4. Les États membres informent la Commission de toute difficulté d’ordre général rencontrée et signalée par leurs entreprises en fait ou en droit, et résultant du non-respect des dispositions internationales en matière de droit du travail [...], lorsqu’elles ont cherché à remporter des marchés dans des pays tiers.
5. Dans les conditions indiquées aux paragraphes 3 et 4, la Commission peut, à tout moment, proposer au Conseil d’adopter un acte d’exécution visant à suspendre ou à restreindre, pendant une période à déterminer dans ledit acte d’exécution, l’attribution de marchés de services :
a) aux entreprises soumises à la législation du pays tiers concerné ;
b) aux entreprises liées aux entreprises visées au point a) dont le siège social se trouve dans l’Union, mais qui n’ont pas un lien direct et effectif avec l’économie d’un État membre ;
c) aux entreprises présentant des offres ayant pour objet des services originaires du pays tiers concerné.
Le Conseil statue à la majorité qualifiée dans les meilleurs délais.
La Commission peut proposer ces mesures de sa propre initiative ou à la demande d’un État membre.
6. Le présent article est sans préjudice des engagements de l’Union à l’égard des pays tiers découlant des conventions internationales sur les marchés publics, en particulier dans le cadre de l’OMC. »
Le règlement IMPI
15 Le règlement (UE) 2022/1031 du Parlement européen et du Conseil, du 23 juin 2022, concernant l’accès des opérateurs économiques, des biens et des services des pays tiers aux marchés publics et aux concessions de l’Union et établissant des procédures visant à faciliter les négociations relatives à l’accès des opérateurs économiques, des biens et des services originaires de l’Union aux marchés publics et aux concessions des pays tiers (Instrument relatif aux marchés publics internationaux – IMPI)
(JO 2022, L 173, p. 1) (ci-après le « règlement IMPI »), est, conformément à son article 15, entré en vigueur le 29 août 2022.
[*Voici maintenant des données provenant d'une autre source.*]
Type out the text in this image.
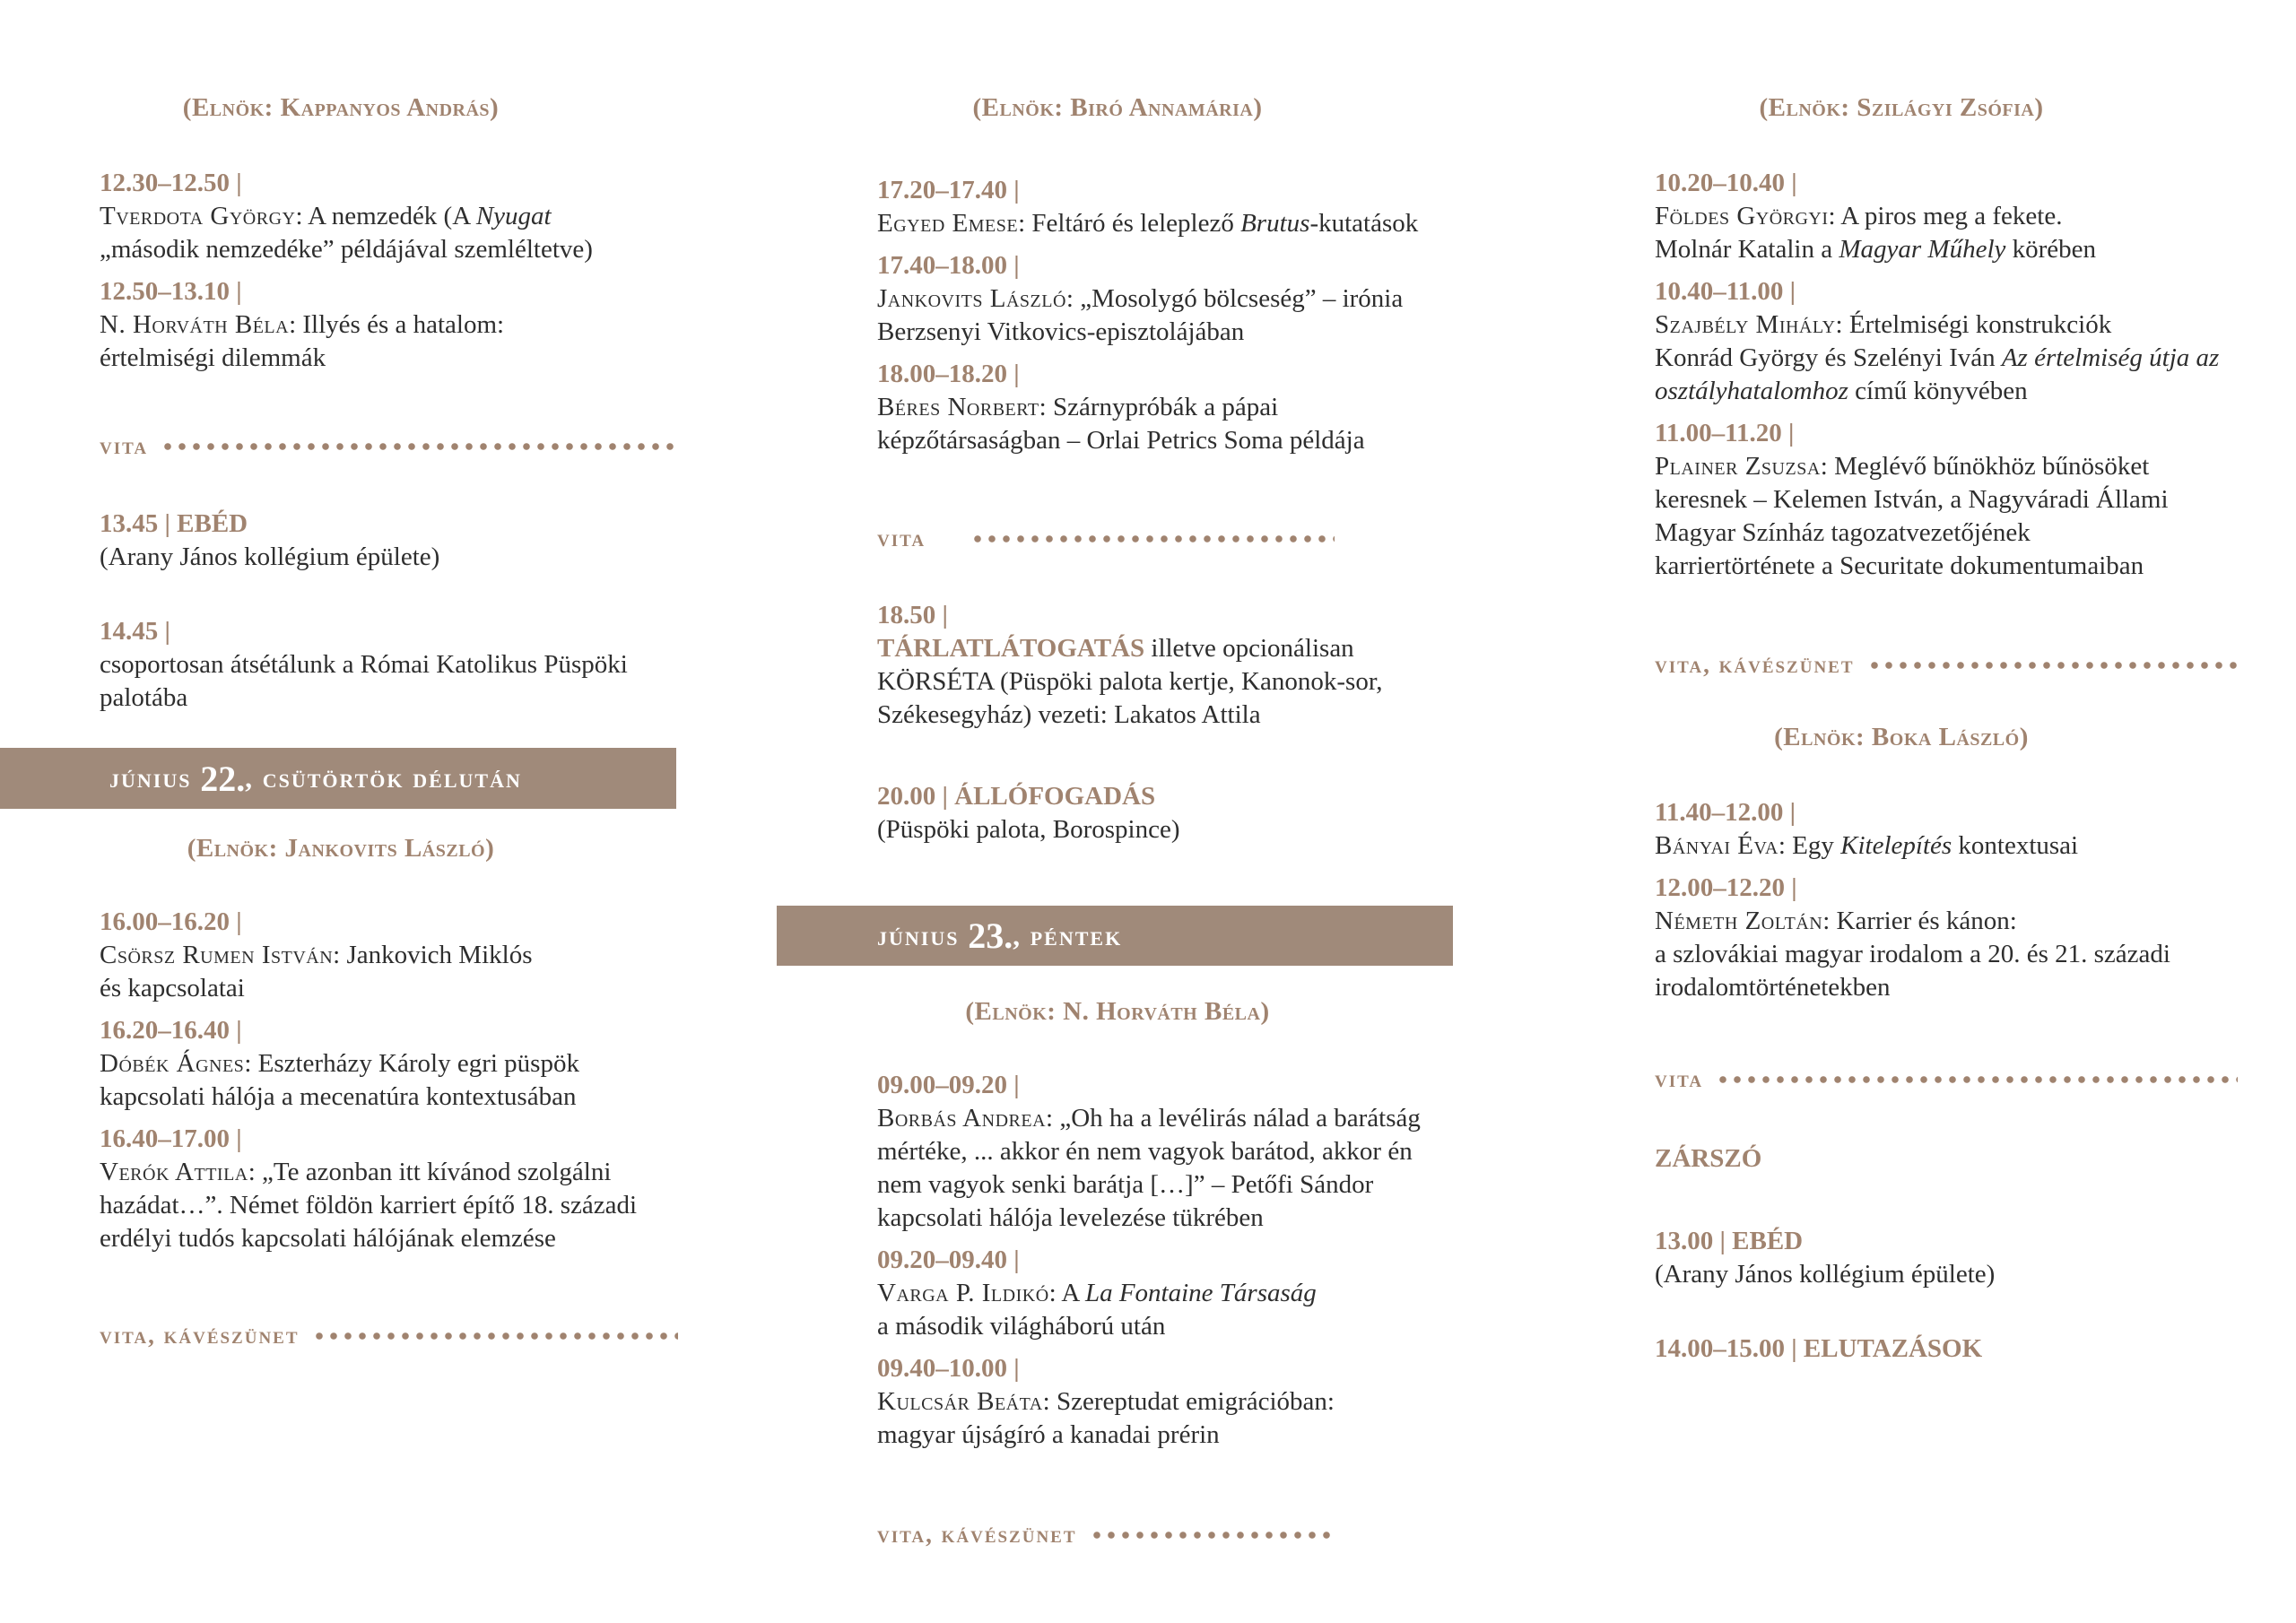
(Elnök: Kappanyos András)

12.30–12.50 |

Tverdota György: A nemzedék (A Nyugat
„második nemzedéke” példájával szemléltetve)

12.50–13.10 |

N. Horváth Béla: Illyés és a hatalom:
értelmiségi dilemmák

vita

13.45 | EBÉD

(Arany János kollégium épülete)

14.45 |

csoportosan átsétálunk a Római Katolikus Püspöki
palotába

június
22. , csütörtök délután
(Elnök: Jankovits László)

16.00–16.20 |

Csörsz Rumen István: Jankovich Miklós
és kapcsolatai

16.20–16.40 |

Dóbék Ágnes: Eszterházy Károly egri püspök
kapcsolati hálója a mecenatúra kontextusában

16.40–17.00 |

Verók Attila: „Te azonban itt kívánod szolgálni
hazádat…”. Német földön karriert építő 18. századi
erdélyi tudós kapcsolati hálójának elemzése

vita, kávészünet
(Elnök: Biró Annamária)

17.20–17.40 |

Egyed Emese: Feltáró és leleplező Brutus-kutatások

17.40–18.00 |

Jankovits László: „Mosolygó bölcseség” – irónia
Berzsenyi Vitkovics-episztolájában

18.00–18.20 |

Béres Norbert: Szárnypróbák a pápai
képzőtársaságban – Orlai Petrics Soma példája

vita

18.50 |

TÁRLATLÁTOGATÁS illetve opcionálisan
KÖRSÉTA (Püspöki palota kertje, Kanonok-sor,
Székesegyház) vezeti: Lakatos Attila

20.00 | ÁLLÓFOGADÁS

(Püspöki palota, Borospince)

június
23. , péntek
(Elnök: N. Horváth Béla)

09.00–09.20 |

Borbás Andrea: „Oh ha a levélirás nálad a barátság
mértéke, ... akkor én nem vagyok barátod, akkor én
nem vagyok senki barátja […]” – Petőfi Sándor
kapcsolati hálója levelezése tükrében

09.20–09.40 |

Varga P. Ildikó: A La Fontaine Társaság
a második világháború után

09.40–10.00 |

Kulcsár Beáta: Szereptudat emigrációban:
magyar újságíró a kanadai prérin

vita, kávészünet
(Elnök: Szilágyi Zsófia)

10.20–10.40 |

Földes Györgyi: A piros meg a fekete.
Molnár Katalin a Magyar Műhely körében

10.40–11.00 |

Szajbély Mihály: Értelmiségi konstrukciók
Konrád György és Szelényi Iván Az értelmiség útja az
osztályhatalomhoz című könyvében

11.00–11.20 |

Plainer Zsuzsa: Meglévő bűnökhöz bűnösöket
keresnek – Kelemen István, a Nagyváradi Állami
Magyar Színház tagozatvezetőjének
karriertörténete a Securitate dokumentumaiban

vita, kávészünet
(Elnök: Boka László)

11.40–12.00 |

Bányai Éva: Egy Kitelepítés kontextusai

12.00–12.20 |

Németh Zoltán: Karrier és kánon:
a szlovákiai magyar irodalom a 20. és 21. századi
irodalomtörténetekben

vita

ZÁRSZÓ

13.00 | EBÉD

(Arany János kollégium épülete)

14.00–15.00 | ELUTAZÁSOK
16 Les considérants 3 et 10 de ce règlement sont libellés comme suit :
« (3) L’article 26 [TFUE] prévoit que l’Union adopte les mesures destinées à établir ou assurer le fonctionnement du marché intérieur et que le marché intérieur comporte un espace sans frontières intérieures dans lequel la libre circulation des marchandises, des personnes, des services et des capitaux est assurée selon les traités. L’accès des opérateurs économiques, des biens et des services des pays tiers aux marchés publics ou aux concessions de l’Union relève du champ d’application de la
politique commerciale commune.
[...]
(10) Les engagements internationaux pris par l’Union vis-à-vis de pays tiers en matière d’accès aux marchés publics et aux concessions exigent, entre autres, l’égalité de traitement des opérateurs économiques de ces pays tiers. En conséquence, les mesures adoptées au titre du présent règlement peuvent uniquement s’appliquer aux opérateurs économiques, aux biens ou aux services provenant de pays tiers qui ne sont pas parties à l’accord plurilatéral sur les marchés publics de l’OMC ou aux accords
commerciaux bilatéraux ou multilatéraux conclus avec l’Union qui contiennent des engagements sur l’accès aux marchés publics et aux concessions, ou aux opérateurs économiques, aux biens ou aux services provenant de pays qui sont parties à de tels accords, mais uniquement en ce qui concerne les procédures de passation de marchés pour des biens, des services ou des concessions qui ne sont pas couverts par ces accords. Conformément aux directives 2014/23/UE [du Parlement européen et du Conseil,
du 26 février 2014, sur l’attribution de contrats de concession (JO 2014, L 94, p. 1)], 2014/24/UE [du Parlement européen et du Conseil, du 26 février 2014, sur la passation des marchés publics et abrogeant la directive 2004/18/CE (JO 2014, L 94, p. 65)] et 2014/25 [...] et comme précisé dans la communication de la Commission du 24 juillet 2019 intitulée “Orientations sur la participation des soumissionnaires et des produits de pays tiers aux marchés publics de l’UE”, les opérateurs
économiques de pays tiers qui n’ont pas conclu d’accord prévoyant l’ouverture des marchés publics de l’Union, ou dont les biens, services ou travaux ne sont pas couverts par un tel accord, n’ont pas un accès garanti aux procédures de passation de marchés dans l’Union et peuvent être exclus. »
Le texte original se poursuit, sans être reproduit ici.